Surrounding yourself with things you love – whether expensive art, photos of your loved ones, music or fresh flowers – can help boost the feelgood factor.
Meditation may also cheat a pessimistic or stressed brain of its misery fix. MRI scans taken by American researchers in 2013 for a study funded by the National Institute of Health and the Pittsburgh Life Sciences Greenhouse Opportunity Fund show the brain's "fight or flight" centre, the amygdala, appears to shrink after an eight-week course of mindfulness practice. The result is the pre-frontal cortex – associated with higher-order brain functions including awareness, concentration and decision-making – thickens and disappointing or calamitous events, such as losing a crucial business deal, have less impact on your emotional state.
In the health and happiness stakes, what you don't do is also important. Cutting down on violent or depressing media – the news, crime shows, horror films – and avoiding pessimistic people will pay immediate benefits.
So too will working less or doing less – a radical suggestion in our multi-tasking corporate arena – giving the body and mind time to rest and reset, especially if that time is filled with pleasurable activities.
Of course being more optimistic creates its own wellness cycle. People who are in good spirits tend to have a better diet, exercise more often and get better sleep than those who are not.
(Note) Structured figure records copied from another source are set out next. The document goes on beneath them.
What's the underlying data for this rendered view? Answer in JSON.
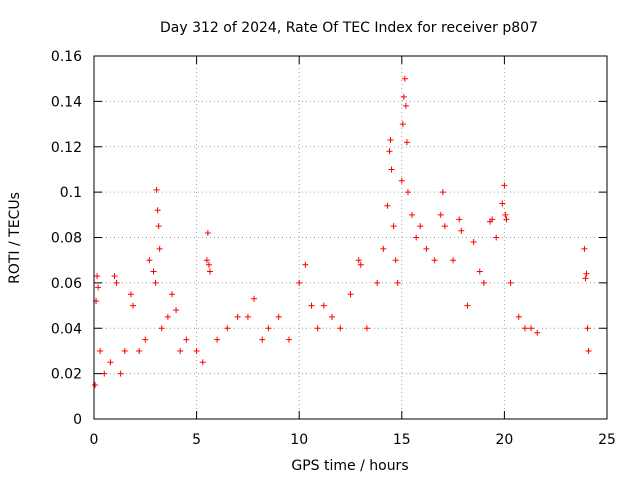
{
  "chart_data": {
    "type": "scatter",
    "title": "Day 312 of 2024, Rate Of TEC Index for receiver p807",
    "xlabel": "GPS time / hours",
    "ylabel": "ROTI / TECUs",
    "xlim": [
      0,
      25
    ],
    "ylim": [
      0,
      0.16
    ],
    "xticks": [
      0,
      5,
      10,
      15,
      20,
      25
    ],
    "xtick_labels": [
      "0",
      "5",
      "10",
      "15",
      "20",
      "25"
    ],
    "yticks": [
      0,
      0.02,
      0.04,
      0.06,
      0.08,
      0.1,
      0.12,
      0.14,
      0.16
    ],
    "ytick_labels": [
      "0",
      "0.02",
      "0.04",
      "0.06",
      "0.08",
      "0.1",
      "0.12",
      "0.14",
      "0.16"
    ],
    "grid": true,
    "marker": "plus",
    "color": "#ff0000",
    "series": [
      {
        "points": [
          [
            0.05,
            0.015
          ],
          [
            0.1,
            0.052
          ],
          [
            0.15,
            0.063
          ],
          [
            0.2,
            0.058
          ],
          [
            0.3,
            0.03
          ],
          [
            0.5,
            0.02
          ],
          [
            0.8,
            0.025
          ],
          [
            1.0,
            0.063
          ],
          [
            1.1,
            0.06
          ],
          [
            1.3,
            0.02
          ],
          [
            1.5,
            0.03
          ],
          [
            1.8,
            0.055
          ],
          [
            1.9,
            0.05
          ],
          [
            2.2,
            0.03
          ],
          [
            2.5,
            0.035
          ],
          [
            2.7,
            0.07
          ],
          [
            2.9,
            0.065
          ],
          [
            3.0,
            0.06
          ],
          [
            3.05,
            0.101
          ],
          [
            3.1,
            0.092
          ],
          [
            3.15,
            0.085
          ],
          [
            3.2,
            0.075
          ],
          [
            3.3,
            0.04
          ],
          [
            3.6,
            0.045
          ],
          [
            3.8,
            0.055
          ],
          [
            4.0,
            0.048
          ],
          [
            4.2,
            0.03
          ],
          [
            4.5,
            0.035
          ],
          [
            5.0,
            0.03
          ],
          [
            5.3,
            0.025
          ],
          [
            5.5,
            0.07
          ],
          [
            5.55,
            0.082
          ],
          [
            5.6,
            0.068
          ],
          [
            5.65,
            0.065
          ],
          [
            6.0,
            0.035
          ],
          [
            6.5,
            0.04
          ],
          [
            7.0,
            0.045
          ],
          [
            7.5,
            0.045
          ],
          [
            7.8,
            0.053
          ],
          [
            8.2,
            0.035
          ],
          [
            8.5,
            0.04
          ],
          [
            9.0,
            0.045
          ],
          [
            9.5,
            0.035
          ],
          [
            10.0,
            0.06
          ],
          [
            10.3,
            0.068
          ],
          [
            10.6,
            0.05
          ],
          [
            10.9,
            0.04
          ],
          [
            11.2,
            0.05
          ],
          [
            11.6,
            0.045
          ],
          [
            12.0,
            0.04
          ],
          [
            12.5,
            0.055
          ],
          [
            12.9,
            0.07
          ],
          [
            13.0,
            0.068
          ],
          [
            13.3,
            0.04
          ],
          [
            13.8,
            0.06
          ],
          [
            14.1,
            0.075
          ],
          [
            14.3,
            0.094
          ],
          [
            14.4,
            0.118
          ],
          [
            14.45,
            0.123
          ],
          [
            14.5,
            0.11
          ],
          [
            14.6,
            0.085
          ],
          [
            14.7,
            0.07
          ],
          [
            14.8,
            0.06
          ],
          [
            15.0,
            0.105
          ],
          [
            15.05,
            0.13
          ],
          [
            15.1,
            0.142
          ],
          [
            15.15,
            0.15
          ],
          [
            15.2,
            0.138
          ],
          [
            15.25,
            0.122
          ],
          [
            15.3,
            0.1
          ],
          [
            15.5,
            0.09
          ],
          [
            15.7,
            0.08
          ],
          [
            15.9,
            0.085
          ],
          [
            16.2,
            0.075
          ],
          [
            16.6,
            0.07
          ],
          [
            16.9,
            0.09
          ],
          [
            17.0,
            0.1
          ],
          [
            17.1,
            0.085
          ],
          [
            17.5,
            0.07
          ],
          [
            17.8,
            0.088
          ],
          [
            17.9,
            0.083
          ],
          [
            18.2,
            0.05
          ],
          [
            18.5,
            0.078
          ],
          [
            18.8,
            0.065
          ],
          [
            19.0,
            0.06
          ],
          [
            19.3,
            0.087
          ],
          [
            19.4,
            0.088
          ],
          [
            19.6,
            0.08
          ],
          [
            19.9,
            0.095
          ],
          [
            20.0,
            0.103
          ],
          [
            20.05,
            0.09
          ],
          [
            20.1,
            0.088
          ],
          [
            20.3,
            0.06
          ],
          [
            20.7,
            0.045
          ],
          [
            21.0,
            0.04
          ],
          [
            21.3,
            0.04
          ],
          [
            21.6,
            0.038
          ],
          [
            23.9,
            0.075
          ],
          [
            23.95,
            0.062
          ],
          [
            24.0,
            0.064
          ],
          [
            24.05,
            0.04
          ],
          [
            24.1,
            0.03
          ]
        ]
      }
    ]
  }
}
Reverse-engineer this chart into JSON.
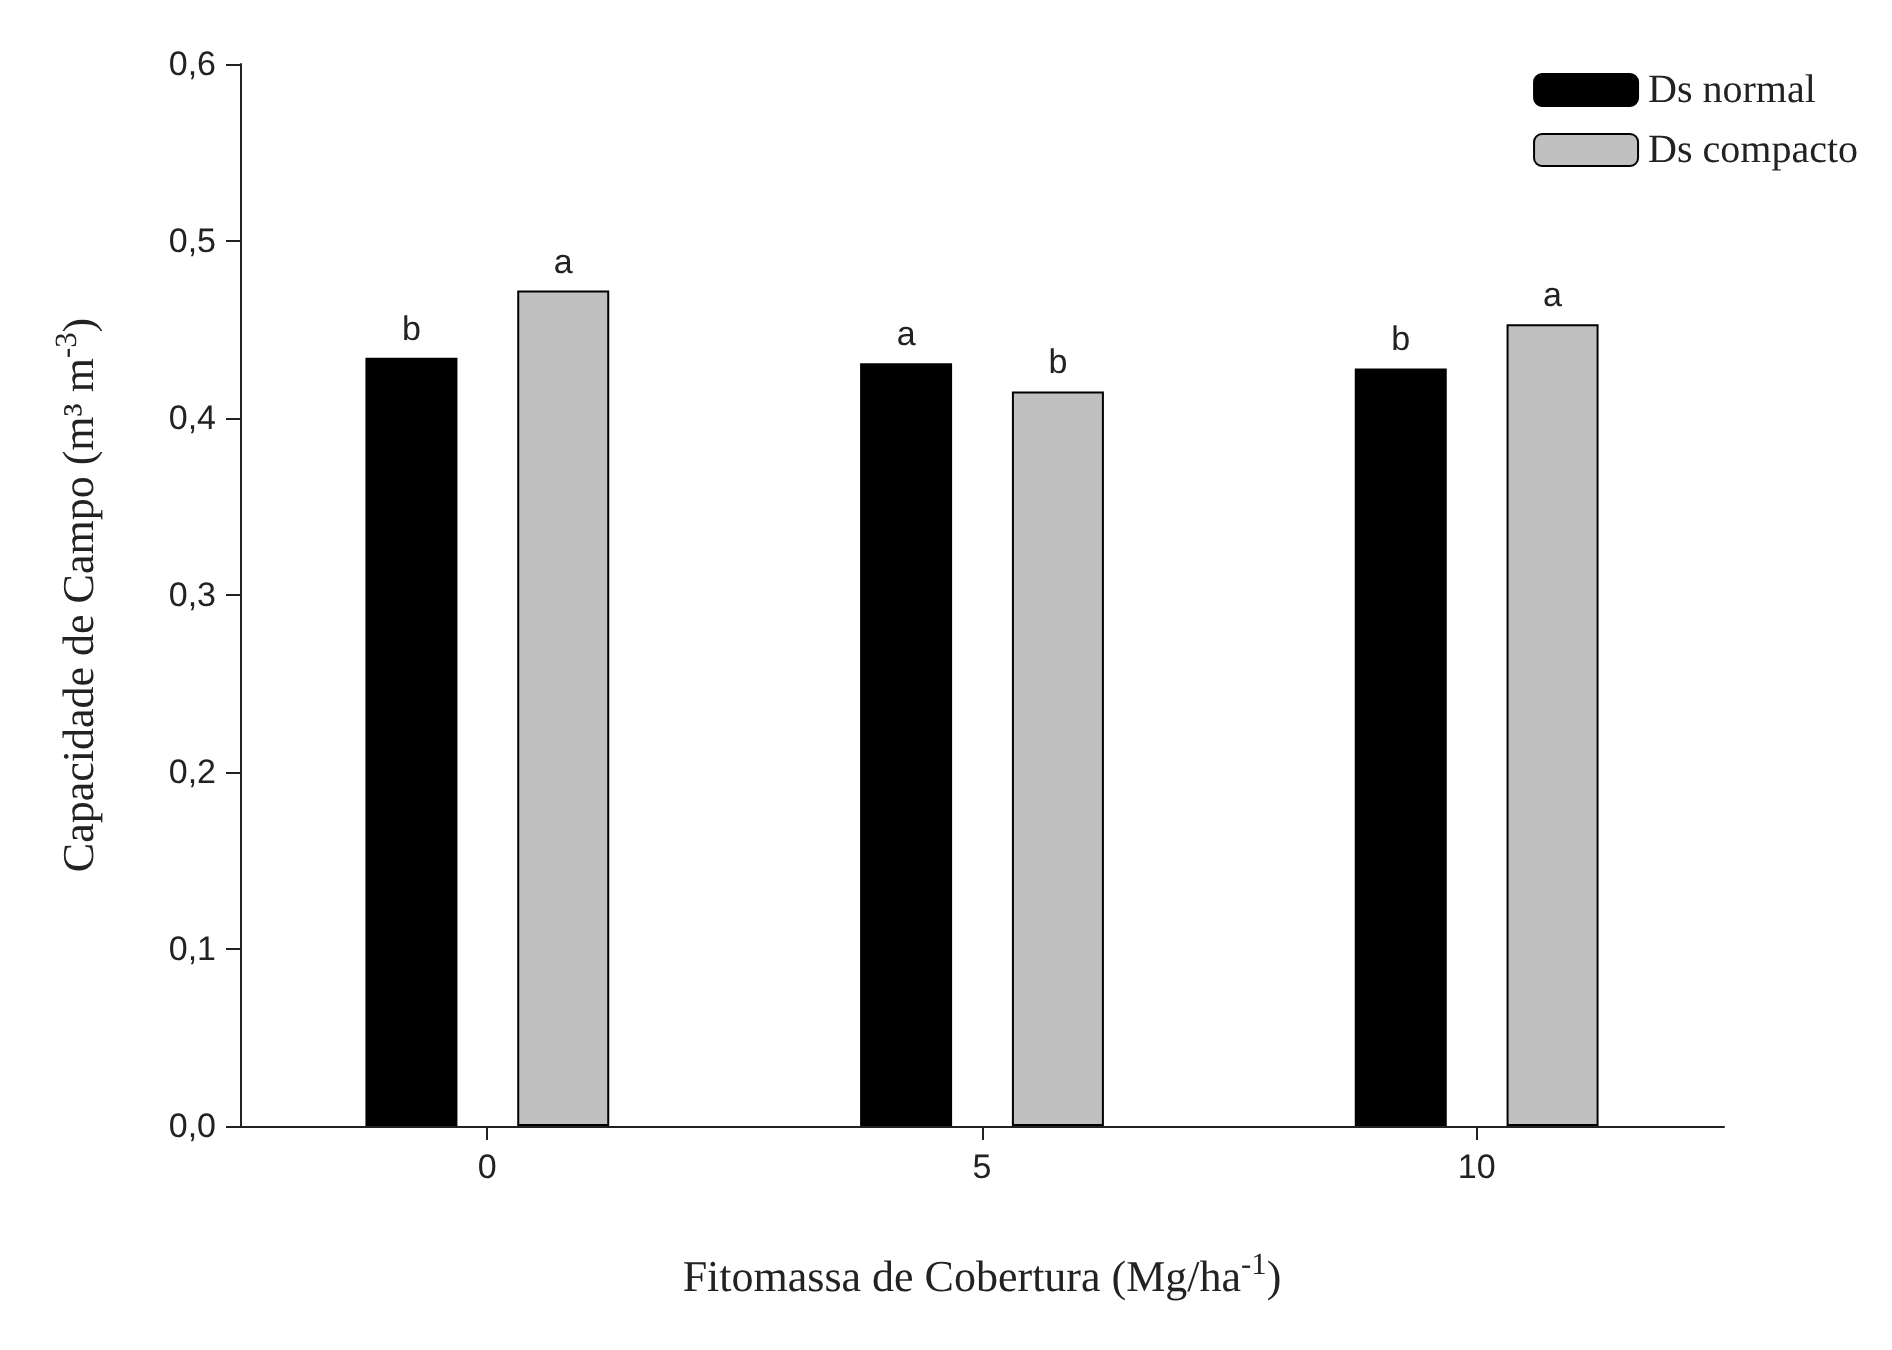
{
  "chart_data": {
    "type": "bar",
    "xlabel": "Fitomassa de Cobertura (Mg/ha$^{-1}$)",
    "ylabel": "Capacidade de Campo (m³ m$^{-3}$)",
    "categories": [
      "0",
      "5",
      "10"
    ],
    "series": [
      {
        "name": "Ds normal",
        "color": "#000000",
        "values": [
          0.434,
          0.431,
          0.428
        ],
        "value_labels": [
          "b",
          "a",
          "b"
        ]
      },
      {
        "name": "Ds compacto",
        "color": "#c0c0c0",
        "values": [
          0.472,
          0.415,
          0.453
        ],
        "value_labels": [
          "a",
          "b",
          "a"
        ]
      }
    ],
    "ylim": [
      0,
      0.6
    ],
    "yticks": [
      {
        "value": 0,
        "label": "0,0"
      },
      {
        "value": 0.1,
        "label": "0,1"
      },
      {
        "value": 0.2,
        "label": "0,2"
      },
      {
        "value": 0.3,
        "label": "0,3"
      },
      {
        "value": 0.4,
        "label": "0,4"
      },
      {
        "value": 0.5,
        "label": "0,5"
      },
      {
        "value": 0.6,
        "label": "0,6"
      }
    ],
    "grid": false,
    "legend": "top right"
  }
}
This could be, in part, because leading a healthy lifestyle helps you kick goals, leading to greater happiness.
Finally, if you can't manage optimism, then at least lean towards its sister-in-wellness, altruism.
In 2005 Dr Dennis Charney, dean of the Icahn School of Medicine at Mount Sinai in New York City, studied 750 Vietnam veterans who had not developed depression or post traumatic stress disorder after being held prisoners of war to see what might have protected them from extreme stress.
After extensive interviews and tests, he concluded that the top trait that set them apart was optimism. The second was altruism.
Perhaps this is why volunteering, something that distracts you from your own misery, is often suggested as a shortcut to increasing gratitude and, ultimately, happiness and good health.